An important consideration in the use of prognostic models in patients with AH is to allow for the determination of which patients should undergo therapy with biologically active medications versus which patients should be managed supportively with the anticipation of spontaneous improvement. In this regard, a DF score of more than 32 predicts a mortality exceeding 50%3, 7, 8 and has traditionally been used as an indication for corticosteroid therapy.3 This criterion has been frequently used as an inclusion criterion in new treatment trials of patients with AH, as well.5 However, a significant minority of patients (10%-17%) with a DF score below 32 may still die from AH.9–11 Because the rationale for the cut point of 50% mortality as a trigger for treatment was based on the risk–benefit ratio specific to corticosteroids,7 if an effective therapy was available with a lower adverse event profile than corticosteroids, the therapeutic intervention could be initiated at a cut point of mortality lower than 50%. In this regard, the present study identifies a MELD score of 21 as having the highest sensitivity and specificity to predict mortality with an estimated 90-day mortality of 20% for patients with this score. Thus, patients with AH and a MELD score of more than 21 could be considered for entry into studies addressing the use of potential therapeutic agents, although the specific MELD cut point used may depend on the degree of treatment-related mortality.

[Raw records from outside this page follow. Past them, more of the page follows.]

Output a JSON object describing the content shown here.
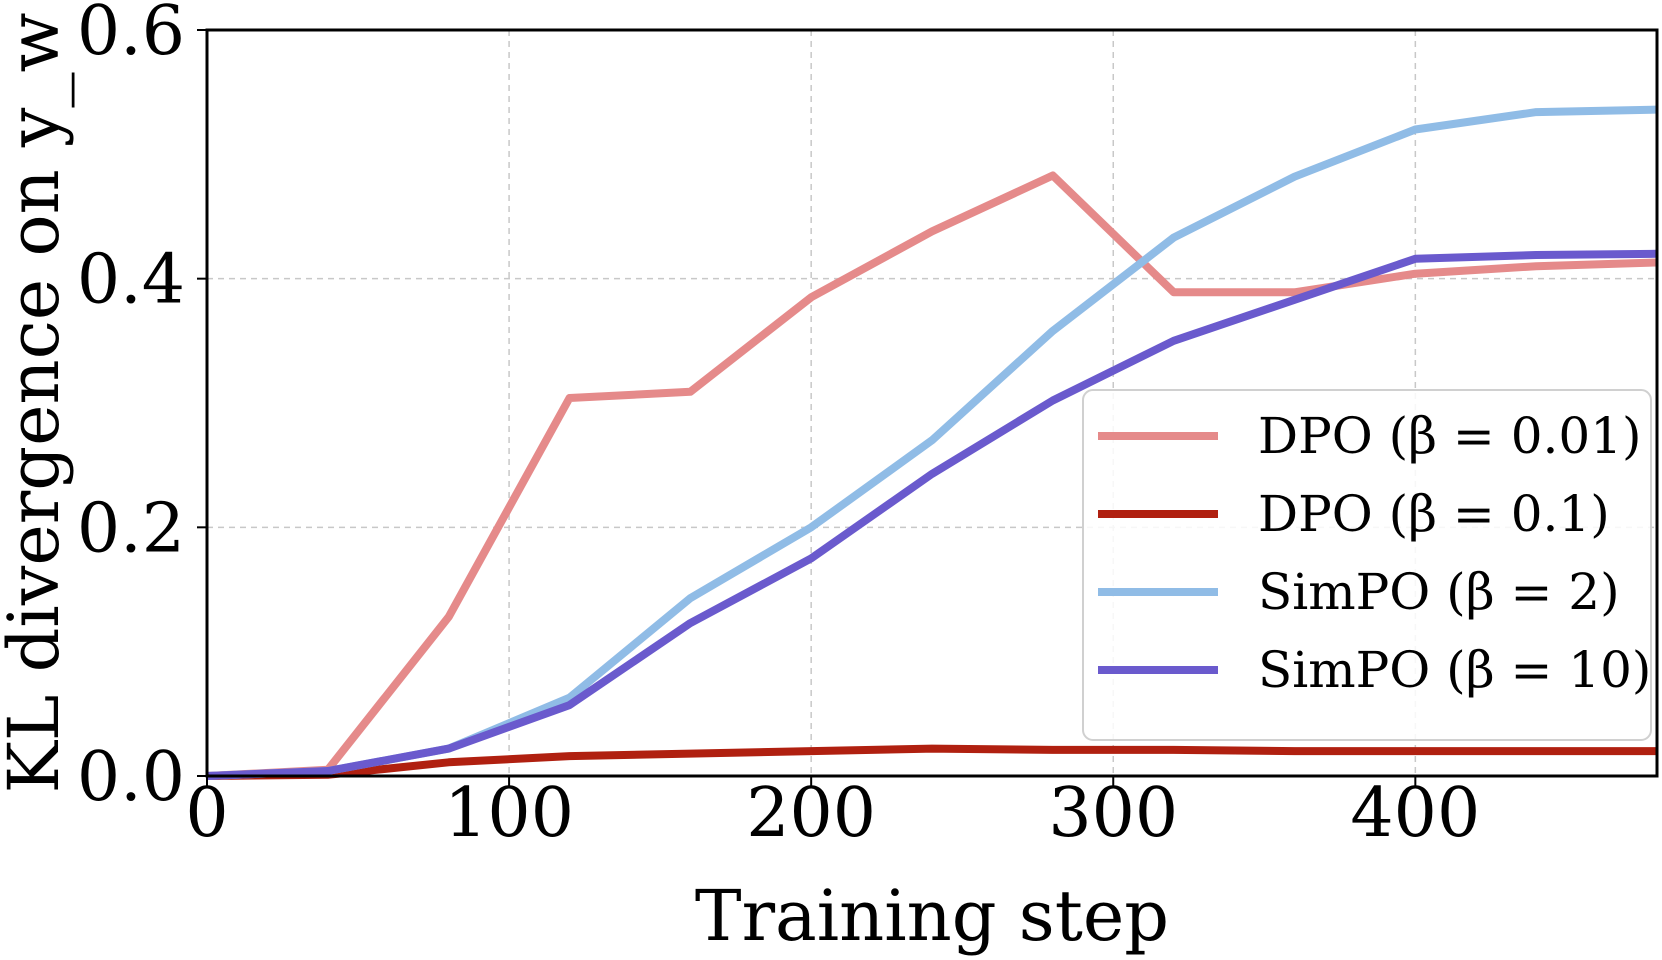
{
  "chart_data": {
    "type": "line",
    "xlabel": "Training step",
    "ylabel": "KL divergence on y_w",
    "xlim": [
      0,
      480
    ],
    "ylim": [
      0,
      0.6
    ],
    "xticks": [
      0,
      100,
      200,
      300,
      400
    ],
    "yticks": [
      0.0,
      0.2,
      0.4,
      0.6
    ],
    "xtick_labels": [
      "0",
      "100",
      "200",
      "300",
      "400"
    ],
    "ytick_labels": [
      "0.0",
      "0.2",
      "0.4",
      "0.6"
    ],
    "grid": true,
    "legend_position": "center-right",
    "x": [
      0,
      40,
      80,
      120,
      160,
      200,
      240,
      280,
      320,
      360,
      400,
      440,
      480
    ],
    "series": [
      {
        "name": "DPO (β = 0.01)",
        "color": "#e58a8a",
        "values": [
          0.0,
          0.005,
          0.128,
          0.304,
          0.309,
          0.385,
          0.438,
          0.483,
          0.389,
          0.389,
          0.404,
          0.41,
          0.413
        ]
      },
      {
        "name": "DPO (β = 0.1)",
        "color": "#b02010",
        "values": [
          0.0,
          0.001,
          0.011,
          0.016,
          0.018,
          0.02,
          0.022,
          0.021,
          0.021,
          0.02,
          0.02,
          0.02,
          0.02
        ]
      },
      {
        "name": "SimPO (β = 2)",
        "color": "#90bce6",
        "values": [
          0.0,
          0.004,
          0.022,
          0.063,
          0.143,
          0.2,
          0.27,
          0.358,
          0.433,
          0.482,
          0.52,
          0.534,
          0.536
        ]
      },
      {
        "name": "SimPO (β = 10)",
        "color": "#6a5acd",
        "values": [
          0.0,
          0.004,
          0.022,
          0.057,
          0.123,
          0.175,
          0.243,
          0.302,
          0.35,
          0.383,
          0.416,
          0.419,
          0.42
        ]
      }
    ]
  }
}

Interestingly, our analyses suggest that physical examination signs of encephalopathy and ascites may be useful as a quick bedside screening test for mortality in AH. According to our patient sample, in the absence of encephalopathy or ascites, 90-day mortality approaches 0, thereby reducing the use of detailed prognostic calculations to predict mortality. Although the absence of encephalopathy and ascites were useful screening tests in this context, many patients with AH do have one or both of these findings.4 Furthermore, the clinical diagnoses of encephalopathy and ascites can be subjective, as evidenced by large interobserver variability.24 Indeed, these limitations in accurately detecting the presence or absence of these physical examination parameters was a major reason that MELD was adopted as a nonbiased approach to prioritize and rank organ allocation of cadaveric livers for transplantation on the United Network for Organ Sharing liver waiting list.14–16
In summary, MELD is useful for predicting 30-day and 90-day mortality in patients with AH and maintains some practical and statistical advantages over DF in predicting mortality rate in these patients. These data suggest that in patients with AH—particularly those complicated by ascites, encephalopathy, or both—MELD is a useful clinical tool with which to gauge mortality and guide treatment decisions.